Officials on Monday identified six men who were killed Saturday when a World War II-era bomber and a fighter jet collided and crashed in a ball of fire at the Dallas Memorial Air Wings display. All six are experienced pilots with years of flight training, including current and retired airline pilots and retired military pilots.
NTSB member Michael Graham said the National Transportation Safety Board is leading an investigation into why the planes were flying at the same altitude and in the same airspace.
The Memorial Air Force who participated in the show identified the victims as: Terry Barker, Craig Hutan, Kevin “K5” Michels, Dan Lagan, Leonard “Lane” Root and Ke T Ro.
All are volunteers, but each has gone through a rigorous process of logging time and training to fly and has been carefully vetted, Memorial Air Force Chief Executive Hank Coats said at a weekend news conference.
Officials have not publicly identified which of them were flying the planes.
Hutain of Montgomery, Texas has been a commercial airline pilot since 1985. According to his LinkedIn page, he started flying at the age of 10 and has logged more than 34,500 hours.
Buck, a retired pilot who worked for American Airlines, lives in Keller, Texas. He is a veteran who flew helicopters during his military service.
Rowe, a member of the Ohio Wing Civilian Air Patrol, was the captain of the B-17, his brother-in-law Andy Keller told The Associated Press on Sunday. Rowe, of Hilliard, Ohio, goes to air shows a few times a year because he likes World War II aircraft, Keller said.
Root also comes from Keller, a pilot and manager of the Memorial Air Force’s Gulf Coast Wing who served as a contract commercial pilot, according to his LinkedIn page.
Prior to the Dallas accident, there had been an average of 0.6 fatalities per year over the past five years. That figure includes pandemic years, when many airshows — including the 2020 one in Dayton — were canceled, skewing the average.
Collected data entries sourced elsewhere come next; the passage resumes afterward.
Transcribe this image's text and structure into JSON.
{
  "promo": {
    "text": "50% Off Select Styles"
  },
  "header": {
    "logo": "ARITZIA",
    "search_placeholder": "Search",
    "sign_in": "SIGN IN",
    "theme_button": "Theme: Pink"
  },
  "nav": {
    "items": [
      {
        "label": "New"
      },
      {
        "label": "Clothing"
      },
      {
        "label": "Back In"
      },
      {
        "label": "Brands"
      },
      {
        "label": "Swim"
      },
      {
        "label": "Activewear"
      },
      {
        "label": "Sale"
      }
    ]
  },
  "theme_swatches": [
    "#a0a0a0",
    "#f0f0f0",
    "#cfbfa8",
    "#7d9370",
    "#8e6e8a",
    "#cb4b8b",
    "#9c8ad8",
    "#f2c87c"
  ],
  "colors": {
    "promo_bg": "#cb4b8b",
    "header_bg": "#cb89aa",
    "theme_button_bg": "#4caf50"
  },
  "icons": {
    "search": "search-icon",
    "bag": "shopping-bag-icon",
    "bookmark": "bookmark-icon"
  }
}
Airshows have averaged 1.4 accident fatalities per year over the past decade. Shows in the US and Canada have averaged two fatal accidents per year over the past 20 years. During the 35-year period from 1988 to 2022, there will be an average of 3.5 fatal accidents per year.
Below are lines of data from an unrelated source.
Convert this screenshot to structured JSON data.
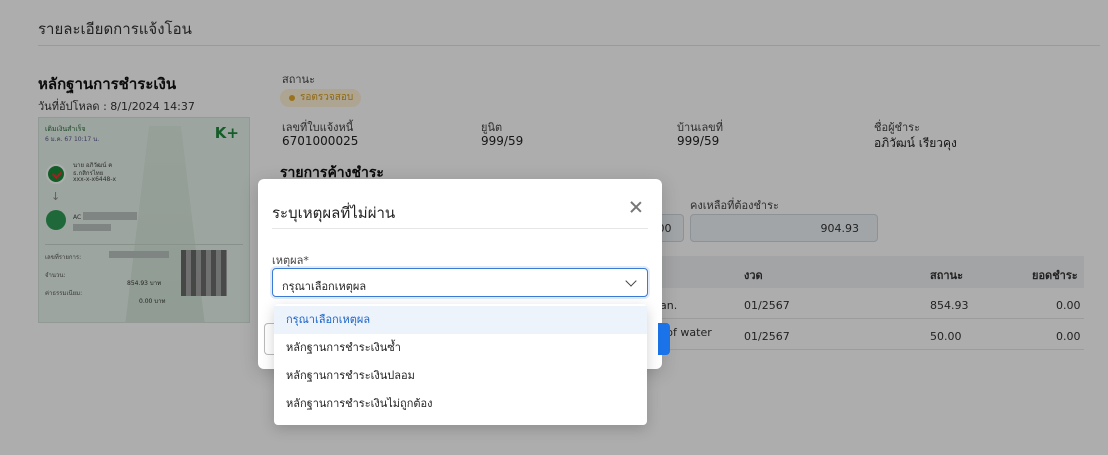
{
  "page": {
    "title": "รายละเอียดการแจ้งโอน"
  },
  "evidence": {
    "title": "หลักฐานการชำระเงิน",
    "upload_date": "วันที่อัปโหลด : 8/1/2024 14:37"
  },
  "slip": {
    "header": "เติมเงินสำเร็จ",
    "date": "6 ม.ค. 67 10:17 น.",
    "brand": "K+",
    "sender_name": "นาย อภิวัฒน์ ค",
    "sender_bank": "ธ.กสิกรไทย",
    "sender_account": "xxx-x-x6448-x",
    "receiver_prefix": "AC",
    "ref_label": "เลขที่รายการ:",
    "amount_label": "จำนวน:",
    "amount": "854.93 บาท",
    "fee_label": "ค่าธรรมเนียม:",
    "fee": "0.00 บาท"
  },
  "info": {
    "status_label": "สถานะ",
    "status_value": "รอตรวจสอบ",
    "status_color": "#e5a82a",
    "bill_label": "เลขที่ใบแจ้งหนี้",
    "bill_value": "6701000025",
    "unit_label": "ยูนิต",
    "unit_value": "999/59",
    "house_label": "บ้านเลขที่",
    "house_value": "999/59",
    "payer_label": "ชื่อผู้ชำระ",
    "payer_value": "อภิวัฒน์ เรียวคุง"
  },
  "outstanding": {
    "title": "รายการค้างชำระ",
    "prev_value": ".00",
    "remain_label": "คงเหลือที่ต้องชำระ",
    "remain_value": "904.93"
  },
  "table": {
    "headers": {
      "period": "งวด",
      "status": "สถานะ",
      "paid": "ยอดชำระ"
    },
    "rows": [
      {
        "desc": "an.",
        "period": "01/2567",
        "status": "854.93",
        "paid": "0.00"
      },
      {
        "desc": "ce of water",
        "period": "01/2567",
        "status": "50.00",
        "paid": "0.00"
      }
    ]
  },
  "modal": {
    "title": "ระบุเหตุผลที่ไม่ผ่าน",
    "field_label": "เหตุผล*",
    "selected": "กรุณาเลือกเหตุผล",
    "options": [
      "กรุณาเลือกเหตุผล",
      "หลักฐานการชำระเงินซ้ำ",
      "หลักฐานการชำระเงินปลอม",
      "หลักฐานการชำระเงินไม่ถูกต้อง"
    ],
    "accent_color": "#1a73e8"
  }
}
The average death toll has been steadily declining, Cudahy said.
“The industry takes the security of our business very seriously,” he said. Airshow planners, pilots and performers pored over each accident to glean any insight they could win, he said.
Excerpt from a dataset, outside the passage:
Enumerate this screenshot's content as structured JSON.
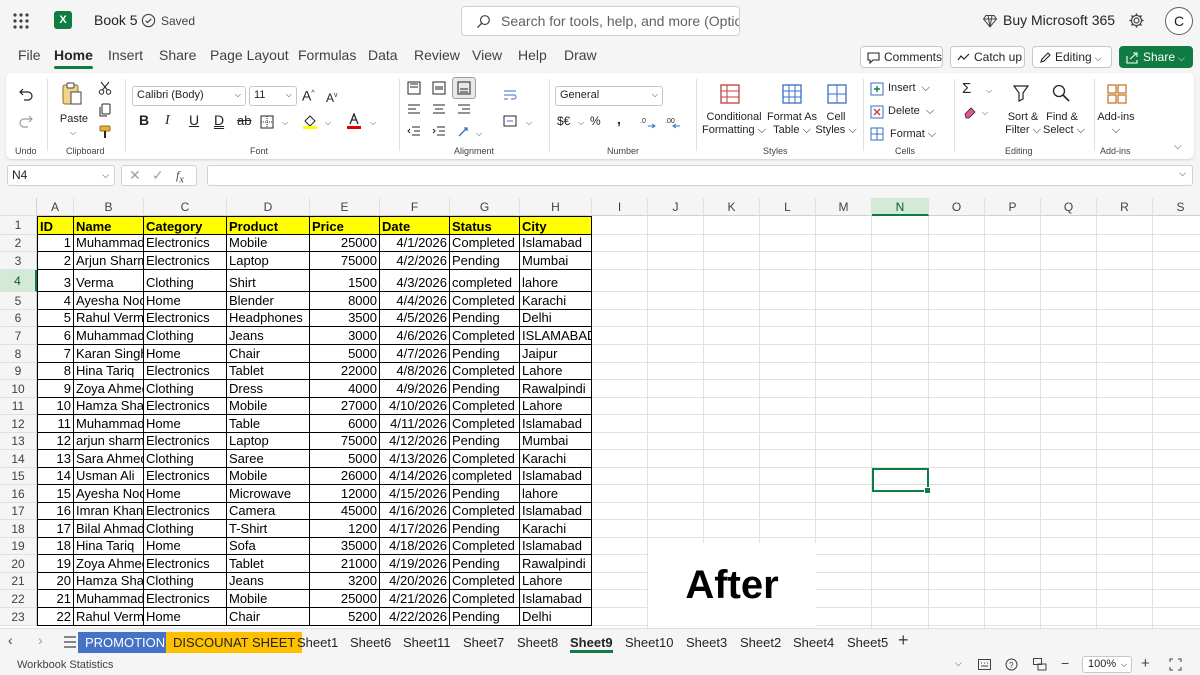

“When an incident occurs, the information gleaned from it is invaluable in helping us create procedures and processes that mitigate at least some of the risk,” Cudahy said. “This collective effort does exactly what you think it’s doing.”
Those reviews changed the safety policies of the FAA and other agencies.
“It’s hard to point out which accidents didn’t happen because safety measures are in place,” he said.
Importantly, no one was injured on the ground in Dallas, Cudahy noted.
After an accident at the 1951 Colorado Air Show that killed 20 people and injured about 50 others, the FAA required aircraft to be kept at least 500 feet away from the spectator area, and even farther for high-speed jets.
Among spectators, there hasn’t been an airshow fatality in more than 70 years.
“This is a safety record that we are proud of in the industry,” Cudahy said, adding: “That’s not to say there isn’t always room for further improvement. We are genuinely committed to achieving a safety record of zero incidents on a regular basis each year.”
A spokesman for the CenterPoint Energy Dayton Air Show declined to comment, saying it was investigating the incident in Dallas.
While the ages of Saturday’s victims were unclear, James E. Hall, who chaired the NTSB from 1994 to 2001, said the pilot’s age was an issue that must be examined.
The planes also need more scrutiny “because, like the crews in these cases, the planes are much older.”
Investigators are analyzing radar and video footage to determine the exact location of the collision, Graham said. He said the debris would be scrutinized, along with air traffic control tower recordings, pilot training records and aircraft maintenance records.
Neither plane was equipped with a flight data recorder or cockpit voice recorder, separate devices collectively known as black boxes, and neither was required to have them, Graham said.
While rain hampered the collection of debris from the B-17 bomber, Graham said on Monday that the B-17’s electronic flight display and the fighter’s GPS navigation unit were both damaged and would be sent to an NTSB laboratory to see if the data was correct. can be restored.
He said the NTSB may also recommend that older aircraft be fitted with flight data recorders.
The crash came three years after a bomber crash in Connecticut that killed seven people amid concerns over the safety of air shows involving older warplanes. The company that owns the planes at the Dallas Air Show has had other crashes in its more than 60-year history.
The NTSB expects to submit an initial report within four to six weeks, while the final report will take up to 18 months to complete.
The cornerstone of U.S. air power during World War II, the B-17 was a massive four-engine bomber that carried out daylight raids on Germany. The King Cobra was an American fighter jet that was primarily used by the Soviet Army during the war. According to Boeing, most B-17s were scrapped at the end of World War II, and only a handful remain today, mostly in museums and air shows.
The Associated Press contributed to this story.